Thursday, September 17, 2009

Bottomless Brunch - 07/26/2009

Susan Feniger's Street
742 N. Highland Ave
Los Angeles CA 90038
(323) 203-0500

After 4 days of 10+ hour class sessions I was on a quest to find a bottomless brunch to scrub my brains with alcohol. My first stop was Susan Feniger's Street, but sadly bottomless brunch was no more, still the eclectic international fare was worth a try.

Singapore Kaya Toast - thick coconut jam on Malaysian white toast with soft fried eggs drizzled in dark soy and dusted with white pepper
The sweet nutty jam and soft toast was enjoyable on it's own if a bit one dimensional. The addition of the egg and soy remedied this; giving the dish a complimentary savory component.

Turkish Doughnuts - small spiced pastries fried and then simmered in cardamom rose syrup; served with sour cream, rose hip jam and a side of homemade lamb sausage
Known as Lokma, this is a popular dessert served throughout the Mediterranean, typically sweetened with syrup or honey. Street's preparation uses rose water syrup for sweetness and cardamom to provide a hint of exotic spice. The addition of sour cream provides an interesting contrast, as does the lightly gamy flavor of the lamb sausage.

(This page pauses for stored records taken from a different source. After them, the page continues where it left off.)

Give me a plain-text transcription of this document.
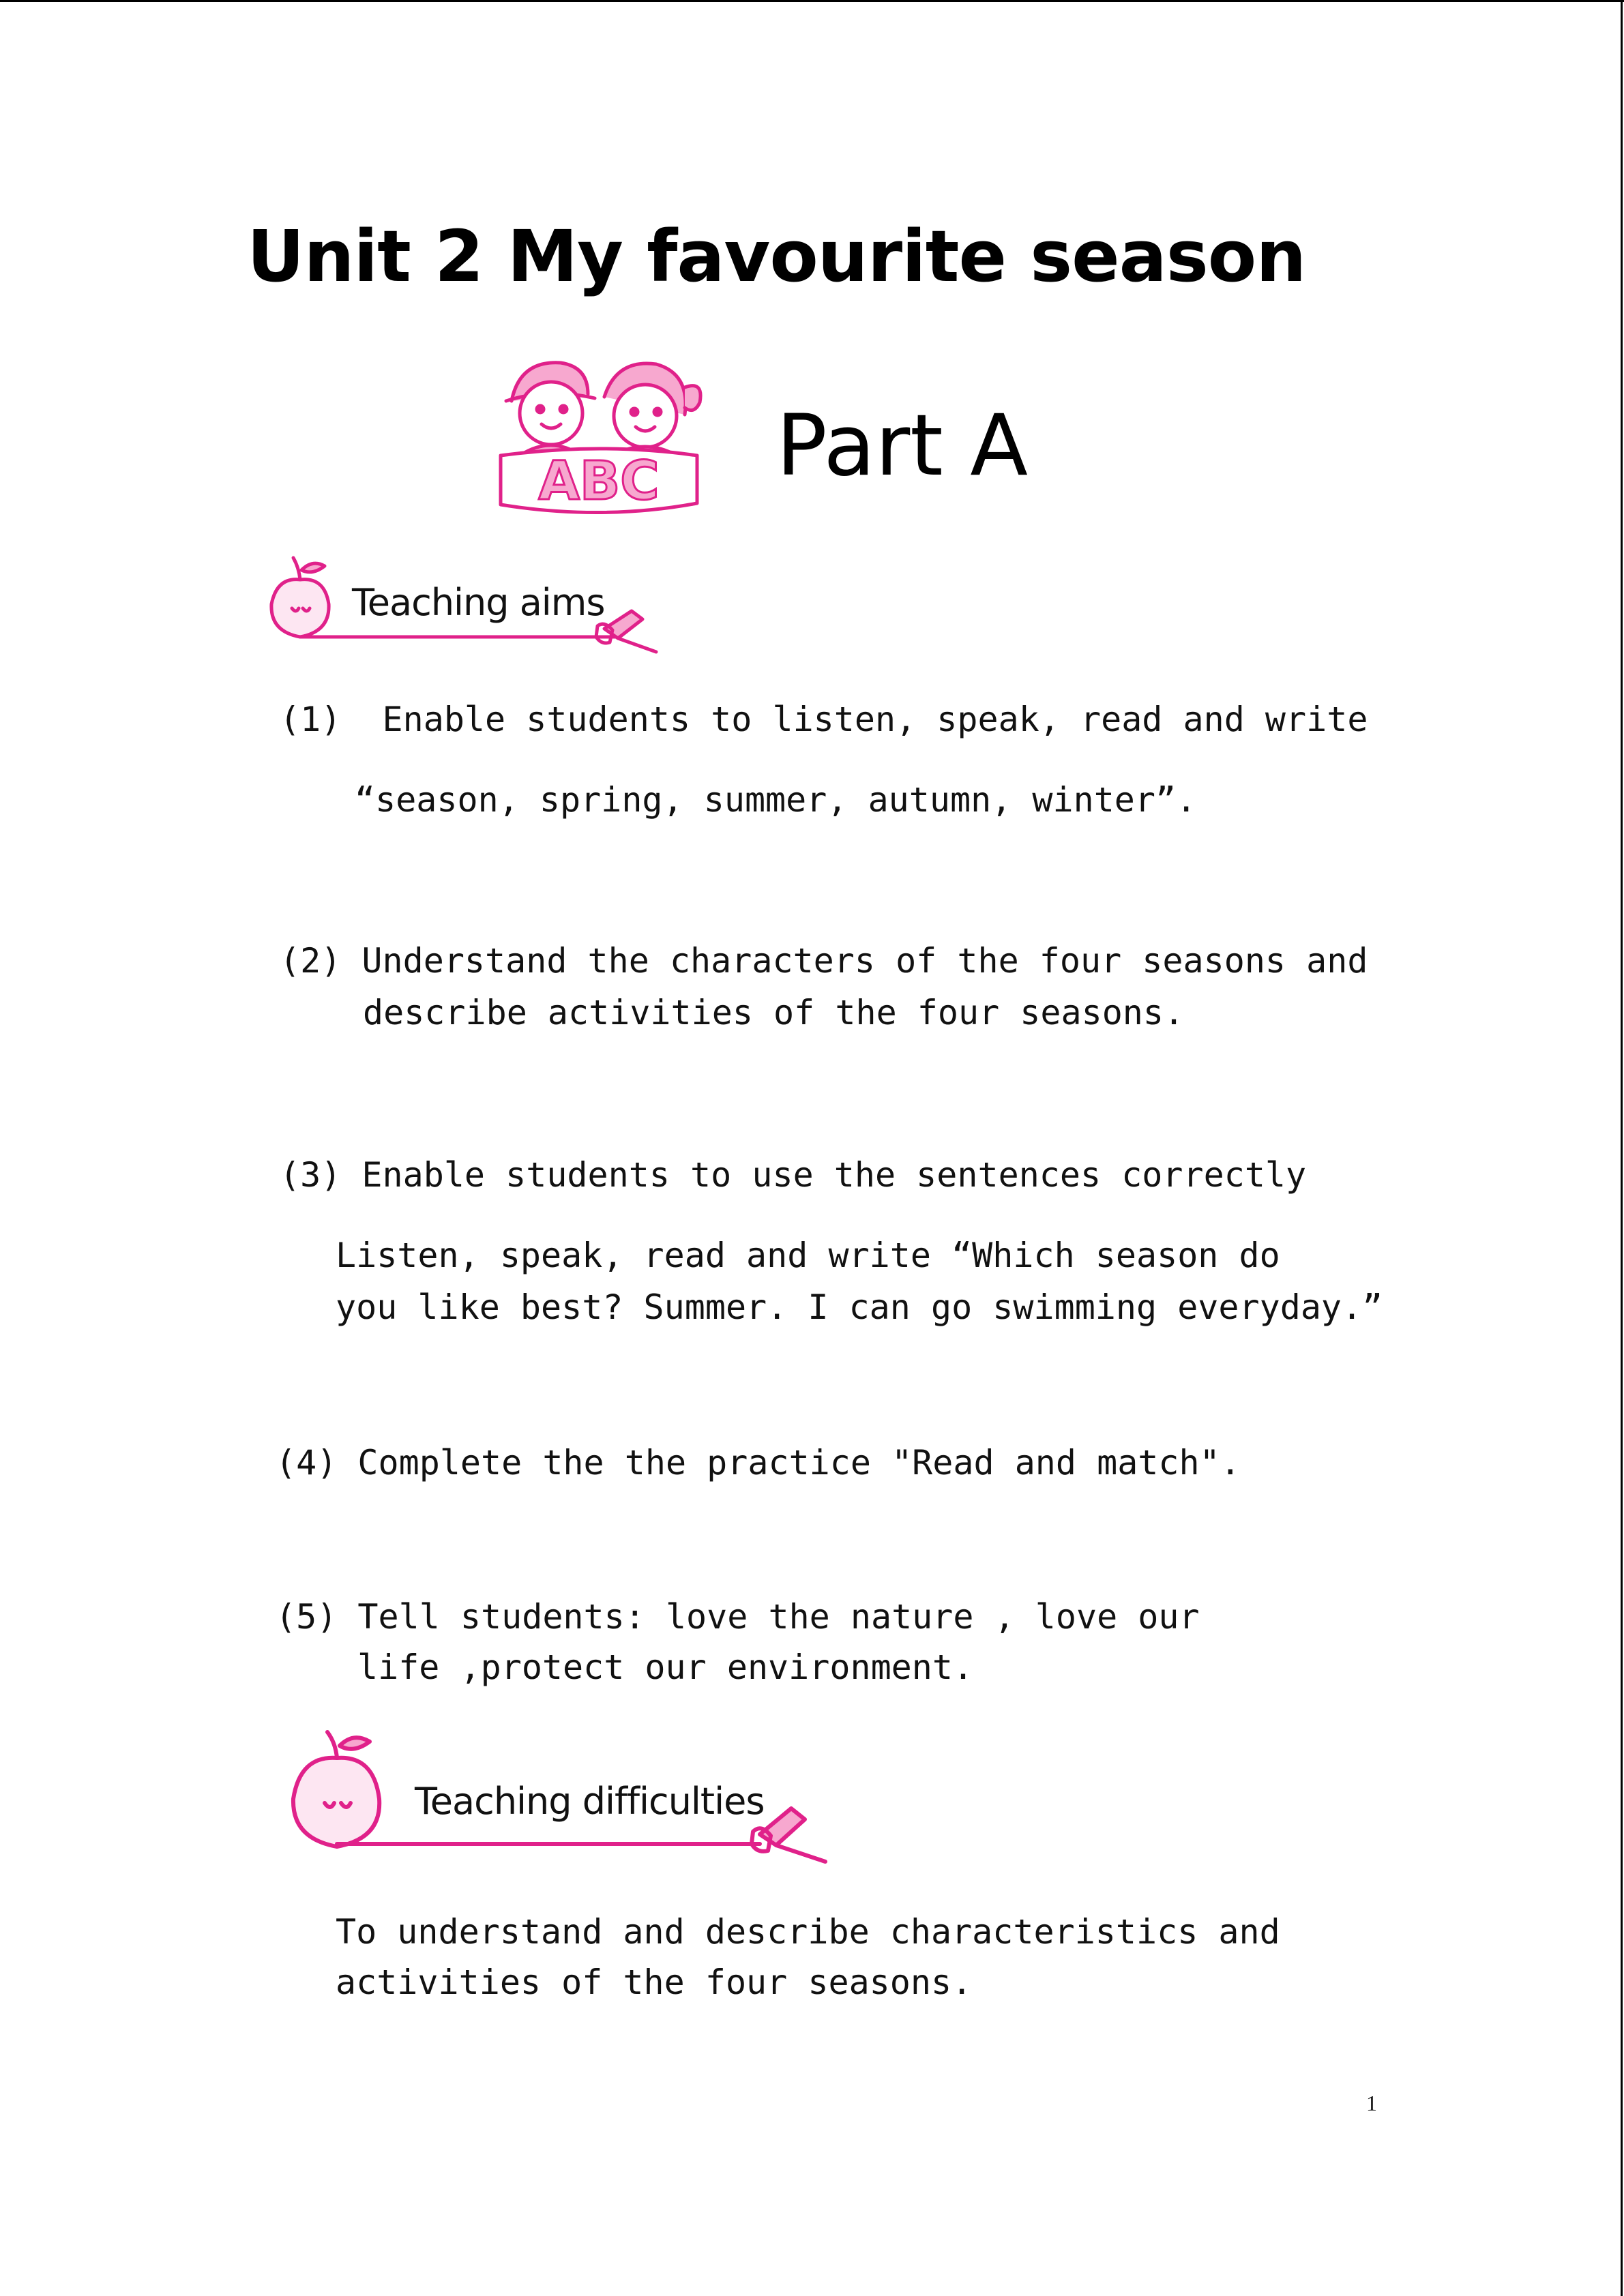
Unit 2 My favourite season
ABC Part A
Teaching aims
(1)  Enable students to listen, speak, read and write
“season, spring, summer, autumn, winter”.
(2) Understand the characters of the four seasons and
describe activities of the four seasons.
(3) Enable students to use the sentences correctly
Listen, speak, read and write “Which season do
you like best? Summer. I can go swimming everyday.”
(4) Complete the the practice "Read and match".
(5) Tell students: love the nature , love our
life ,protect our environment.
Teaching difficulties
To understand and describe characteristics and
activities of the four seasons.
1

I heard mixed reviews about Street, with one of my friends referring to it as a "crash course in foreign food for white people." Certainly Street takes some liberties with traditional ethnic dishes, making them more appropriate for the mass market. The concept is interesting enough and the food enjoyable, but without unlimited alcohol there isn't enough here to bring me back.

Ivan Kane's Cafe Was
1521 N. Vine St.
Hollywood, CA 90028
(323) 466-5400

Our second stop was at Ivan Kane's Cafe Was, a traditional French bistro housed in an eccentric Bohemian setting. Happily the restaurant was still offering its bottomless brunch; $15 for all you can drink champagne, mimosas, screwdrivers, or bloody mary's.

Croque Monsieur Sandwich - warm black forest ham/ gruyere gratinée / chips
Make it a Madame - add an egg
Croque Monsieur is the most basic of dishes, basically a grilled ham and cheese sandwich. Was' presentation tries an interesting play on this dish, smothering the ham and bread in a layer of gooey cheese granitée. Not bad but the cheese doesn't actually make this sandwich stand out from the norm.

Bistro Burger - 9 oz. house-ground tenderloin / prosciutto / brie / quail egg / herb fries
One of my guilty pleasures is a Fatburger Kingburger with everything including a fried egg, so I always have high hopes for burgers topped with runny eggs. Too bad the saltiness of the prosciutto ruined what would have otherwise been an enjoyable burger.

Like Street, Cafe Was's food alone isn't enough of a draw, but the addition of bottomless champagne and distinctive decor make it a fun place to grab brunch with a group of friends once in a while.


Food, she thought. said...

Certainly not critiquing your photos, but not one of the blog posts of Street has made me tempted to try it. And that's saying something, trend whore that I am. Frankly, the Madame at Cafe Was looked better.

Tangbro1 said...

I think lots of people think the same thing you do. Street provides a safe approachable look at food from a variety of countries, definitely not something you'd need. I suspect the people who might enjoy street are the same ones who would still find the idea of eating raw fish innovative.

Aaron said...

Ah, I didn't realize this was a Street review by the title. Especially since your first line is that Susan Feniger is no longer doing bottomless brunch.

Tangbro1 said...

I can see how the title is ambiguous, but I didn't feel either of these restaurants warranted a standalone review especially because we went to them back to back looking for the same thing.